Students should develop as much mastery as possible for at least one historical and one modern language. The historical language challenges students to think about how they can understand sources where no living speakers survive and we have to infer all of our conclusions by observing the evidence. The modern language challenges them not only to develop their ability to write, speak and listen, but also to engage with speakers from a different country who may have a very different perspective on the historical sources that the student is learning.

Equally important, students should learn how to exploit the full range of automated tools available to them, using linguistic annotations to push beyond the surface of translations (whether those translations are generated by machines or human beings). For historical languages such as Ancient Greek and Latin, these tools are particularly important since it is no longer practical for most of those who wish to major in Greco-Roman studies to learn the languages and read extensively in them if they begin study at the university level and take traditional classes.

Students should use automated tools to focus on at least one historical and one modern language that they are not in a position to master.
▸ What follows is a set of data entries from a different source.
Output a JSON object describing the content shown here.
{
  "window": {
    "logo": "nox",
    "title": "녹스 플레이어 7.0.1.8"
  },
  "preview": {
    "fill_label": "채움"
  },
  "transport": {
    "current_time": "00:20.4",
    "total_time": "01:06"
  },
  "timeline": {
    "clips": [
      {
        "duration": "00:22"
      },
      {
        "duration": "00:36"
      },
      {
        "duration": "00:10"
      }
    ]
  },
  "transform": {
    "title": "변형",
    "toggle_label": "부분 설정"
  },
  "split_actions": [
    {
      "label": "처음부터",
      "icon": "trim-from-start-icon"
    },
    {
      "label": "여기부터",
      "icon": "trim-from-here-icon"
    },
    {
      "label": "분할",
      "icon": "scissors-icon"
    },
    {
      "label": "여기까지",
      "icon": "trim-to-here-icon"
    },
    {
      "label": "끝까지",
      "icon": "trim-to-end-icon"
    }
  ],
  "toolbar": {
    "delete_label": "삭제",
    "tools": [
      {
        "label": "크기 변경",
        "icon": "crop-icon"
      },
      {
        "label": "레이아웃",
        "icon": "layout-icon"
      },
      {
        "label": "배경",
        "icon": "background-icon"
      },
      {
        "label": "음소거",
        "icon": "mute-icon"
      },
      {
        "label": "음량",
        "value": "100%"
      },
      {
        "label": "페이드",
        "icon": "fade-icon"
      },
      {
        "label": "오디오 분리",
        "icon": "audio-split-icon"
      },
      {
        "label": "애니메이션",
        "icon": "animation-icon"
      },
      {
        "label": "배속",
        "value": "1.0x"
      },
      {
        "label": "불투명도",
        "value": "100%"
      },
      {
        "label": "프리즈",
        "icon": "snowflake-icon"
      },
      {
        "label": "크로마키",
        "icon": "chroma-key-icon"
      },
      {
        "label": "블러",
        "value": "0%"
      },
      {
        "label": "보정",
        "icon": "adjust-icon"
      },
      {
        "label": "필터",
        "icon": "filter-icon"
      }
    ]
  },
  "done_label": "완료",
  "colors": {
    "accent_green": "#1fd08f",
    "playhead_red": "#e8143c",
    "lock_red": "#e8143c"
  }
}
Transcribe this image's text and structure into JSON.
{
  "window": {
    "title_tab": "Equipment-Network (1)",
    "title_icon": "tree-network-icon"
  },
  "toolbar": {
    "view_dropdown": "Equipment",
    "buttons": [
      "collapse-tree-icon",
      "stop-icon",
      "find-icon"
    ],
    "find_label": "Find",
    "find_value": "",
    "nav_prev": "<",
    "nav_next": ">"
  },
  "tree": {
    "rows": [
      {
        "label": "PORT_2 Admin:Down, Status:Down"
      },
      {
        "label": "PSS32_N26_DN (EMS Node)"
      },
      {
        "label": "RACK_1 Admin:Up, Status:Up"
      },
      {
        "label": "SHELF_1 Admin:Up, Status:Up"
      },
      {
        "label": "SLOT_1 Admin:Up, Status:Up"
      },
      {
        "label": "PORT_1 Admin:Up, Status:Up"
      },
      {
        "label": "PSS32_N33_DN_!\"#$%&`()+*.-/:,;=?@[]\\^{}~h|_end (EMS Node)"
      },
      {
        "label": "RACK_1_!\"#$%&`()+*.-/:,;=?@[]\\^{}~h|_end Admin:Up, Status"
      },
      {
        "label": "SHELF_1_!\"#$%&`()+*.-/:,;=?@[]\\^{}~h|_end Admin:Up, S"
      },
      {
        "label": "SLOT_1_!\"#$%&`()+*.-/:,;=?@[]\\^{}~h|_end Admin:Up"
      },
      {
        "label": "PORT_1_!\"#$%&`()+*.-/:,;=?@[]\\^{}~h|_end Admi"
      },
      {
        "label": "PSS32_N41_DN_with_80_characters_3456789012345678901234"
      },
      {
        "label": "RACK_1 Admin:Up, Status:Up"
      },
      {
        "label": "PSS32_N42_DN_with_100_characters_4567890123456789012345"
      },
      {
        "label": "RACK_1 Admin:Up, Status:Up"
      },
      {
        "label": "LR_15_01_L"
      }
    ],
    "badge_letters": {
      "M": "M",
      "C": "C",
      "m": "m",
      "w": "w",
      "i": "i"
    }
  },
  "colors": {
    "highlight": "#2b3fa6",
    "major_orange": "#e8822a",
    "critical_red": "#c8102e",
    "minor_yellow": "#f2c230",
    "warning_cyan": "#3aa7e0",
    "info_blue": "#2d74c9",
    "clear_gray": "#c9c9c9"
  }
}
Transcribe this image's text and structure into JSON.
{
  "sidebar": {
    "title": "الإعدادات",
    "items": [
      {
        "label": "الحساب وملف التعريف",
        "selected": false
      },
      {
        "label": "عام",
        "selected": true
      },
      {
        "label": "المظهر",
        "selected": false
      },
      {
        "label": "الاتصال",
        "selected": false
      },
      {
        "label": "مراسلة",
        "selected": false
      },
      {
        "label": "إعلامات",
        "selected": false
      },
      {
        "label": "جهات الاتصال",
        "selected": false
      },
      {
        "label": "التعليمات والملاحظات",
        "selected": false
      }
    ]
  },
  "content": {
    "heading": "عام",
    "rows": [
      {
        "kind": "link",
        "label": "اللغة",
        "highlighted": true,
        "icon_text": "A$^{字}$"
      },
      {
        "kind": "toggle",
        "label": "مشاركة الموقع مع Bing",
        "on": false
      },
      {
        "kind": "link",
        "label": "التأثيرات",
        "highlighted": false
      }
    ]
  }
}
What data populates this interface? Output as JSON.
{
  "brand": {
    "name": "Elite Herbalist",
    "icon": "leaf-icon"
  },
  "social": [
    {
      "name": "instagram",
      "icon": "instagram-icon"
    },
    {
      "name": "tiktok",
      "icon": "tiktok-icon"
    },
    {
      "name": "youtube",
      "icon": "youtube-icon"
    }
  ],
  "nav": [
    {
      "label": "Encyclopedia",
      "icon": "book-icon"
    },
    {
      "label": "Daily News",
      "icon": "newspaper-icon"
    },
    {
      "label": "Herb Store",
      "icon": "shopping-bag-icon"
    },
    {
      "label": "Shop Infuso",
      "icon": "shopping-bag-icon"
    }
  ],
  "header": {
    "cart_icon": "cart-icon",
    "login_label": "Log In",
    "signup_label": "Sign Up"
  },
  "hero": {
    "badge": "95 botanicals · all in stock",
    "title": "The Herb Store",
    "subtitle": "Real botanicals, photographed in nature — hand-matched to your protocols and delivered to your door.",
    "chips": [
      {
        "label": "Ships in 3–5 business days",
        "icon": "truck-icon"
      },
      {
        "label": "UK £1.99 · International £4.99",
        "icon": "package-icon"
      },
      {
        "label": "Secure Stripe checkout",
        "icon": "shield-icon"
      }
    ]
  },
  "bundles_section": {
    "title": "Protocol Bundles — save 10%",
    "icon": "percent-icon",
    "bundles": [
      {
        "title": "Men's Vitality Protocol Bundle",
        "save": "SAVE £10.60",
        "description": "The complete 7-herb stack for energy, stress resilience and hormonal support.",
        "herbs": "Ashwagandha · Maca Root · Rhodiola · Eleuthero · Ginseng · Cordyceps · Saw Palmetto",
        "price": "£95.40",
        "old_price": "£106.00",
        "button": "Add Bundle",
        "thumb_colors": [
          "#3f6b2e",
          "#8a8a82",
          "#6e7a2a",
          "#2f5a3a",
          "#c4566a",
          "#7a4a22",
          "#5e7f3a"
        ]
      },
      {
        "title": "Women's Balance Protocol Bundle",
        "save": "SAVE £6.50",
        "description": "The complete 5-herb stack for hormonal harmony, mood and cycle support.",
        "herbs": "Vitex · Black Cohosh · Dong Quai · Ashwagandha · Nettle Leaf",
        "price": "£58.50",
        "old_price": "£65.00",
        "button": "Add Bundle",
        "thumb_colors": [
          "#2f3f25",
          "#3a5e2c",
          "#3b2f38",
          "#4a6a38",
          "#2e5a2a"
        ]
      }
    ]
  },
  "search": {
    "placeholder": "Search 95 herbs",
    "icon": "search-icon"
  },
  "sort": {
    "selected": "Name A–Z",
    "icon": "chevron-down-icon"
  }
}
While some may, for example, choose Ancient Greek and French to learn and then practice language hacking on Latin and German, departments should be designed to support non-traditional combinations (e.g., Ancient Greek and Classical Persian as historical languages, modern Persian and German as modern languages).

Students should demonstrate their ability to combine close reading with larger-scale methods of textual analysis. This includes demonstrating that they understand the limitations of the larger-scale methods as well as of close reading of a relatively small number of passages.

A final capstone project should include curated data and/or code as well as expository prose. Students should demonstrate that they communicate their research questions and conclusions clearly to both advanced researchers and a general audience.